As usual I checked the whole stack, but today it’s something different – the MySQL / database server was the culprit. It was performing very slowly, and in turn caused the webserver to slow down as well.
In the slow query log, some queries kept showing up with crazy query times, in tens of seconds.
For comparison – all of the other queries finishes in less than a second.
MySQL’s slow query log is your friend – it enable you to find problematic queries very quickly.
And all those slow queries are in these tables:
wp_statistics_useronline
wp_statistics_visitor
I checked the currently running queries with “mysqladmin processlist“, and almost all (hundreds of them) queued queries are those involving those tables, looking for specific content in the field “ip”. They’re all looked like these:
SELECT location FROM wp_statistics_visitor WHERE ip = '88.88.88.88'
SELECT * FROM wp_statistics_useronline WHERE ip = '99.99.99.99'
On a hunch, I checked the structure of those tables.
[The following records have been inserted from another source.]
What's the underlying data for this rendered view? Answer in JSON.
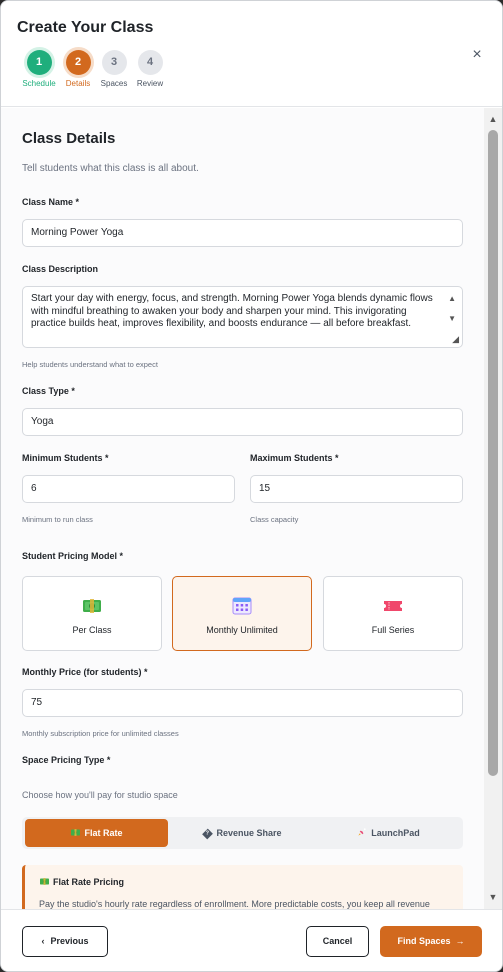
{
  "header": {
    "title": "Create Your Class",
    "close": "×",
    "steps": [
      {
        "num": "1",
        "label": "Schedule"
      },
      {
        "num": "2",
        "label": "Details"
      },
      {
        "num": "3",
        "label": "Spaces"
      },
      {
        "num": "4",
        "label": "Review"
      }
    ]
  },
  "form": {
    "title": "Class Details",
    "subtitle": "Tell students what this class is all about.",
    "class_name": {
      "label": "Class Name *",
      "value": "Morning Power Yoga"
    },
    "description": {
      "label": "Class Description",
      "value": "Start your day with energy, focus, and strength. Morning Power Yoga blends dynamic flows with mindful breathing to awaken your body and sharpen your mind. This invigorating practice builds heat, improves flexibility, and boosts endurance — all before breakfast.",
      "help": "Help students understand what to expect"
    },
    "class_type": {
      "label": "Class Type *",
      "value": "Yoga"
    },
    "min_students": {
      "label": "Minimum Students *",
      "value": "6",
      "help": "Minimum to run class"
    },
    "max_students": {
      "label": "Maximum Students *",
      "value": "15",
      "help": "Class capacity"
    },
    "pricing_model": {
      "label": "Student Pricing Model *",
      "options": [
        {
          "label": "Per Class",
          "icon": "money-icon"
        },
        {
          "label": "Monthly Unlimited",
          "icon": "calendar-icon"
        },
        {
          "label": "Full Series",
          "icon": "ticket-icon"
        }
      ],
      "selected": "Monthly Unlimited"
    },
    "monthly_price": {
      "label": "Monthly Price (for students) *",
      "value": "75",
      "help": "Monthly subscription price for unlimited classes"
    },
    "space_pricing": {
      "label": "Space Pricing Type *",
      "subtitle": "Choose how you'll pay for studio space",
      "tabs": [
        {
          "label": "Flat Rate",
          "icon": "money-icon"
        },
        {
          "label": "Revenue Share",
          "icon": "?"
        },
        {
          "label": "LaunchPad",
          "icon": "rocket-icon"
        }
      ],
      "selected": "Flat Rate",
      "info_title": "Flat Rate Pricing",
      "info_text": "Pay the studio's hourly rate regardless of enrollment. More predictable costs, you keep all revenue"
    }
  },
  "footer": {
    "previous": "Previous",
    "cancel": "Cancel",
    "find_spaces": "Find Spaces",
    "prev_glyph": "‹",
    "next_glyph": "→"
  },
  "colors": {
    "accent": "#d2691e",
    "success": "#1fae7c"
  }
}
And right enough, there’s no index for “ip”
An index can increase a query’s performance by a, very, significant amount.
When the size of those tables are big enough, and you have a higher traffic than usual (they just published a very important information that’s of interest to a lot of people) – then suddenly these seemingly innocent queries were able to bring down a 36-core server to its knees.
Anyway, now we know the culprit, the solution is easy enough:
alter table wp_statistics_useronline add index (ip);
alter table wp_statistics_visitor add index (ip);
And voilĂ – in an instant, the website was up again, and the CPU utilization dropped to nearly zero.
Everyone’s happy, and I have also notified the developers about the issue as well.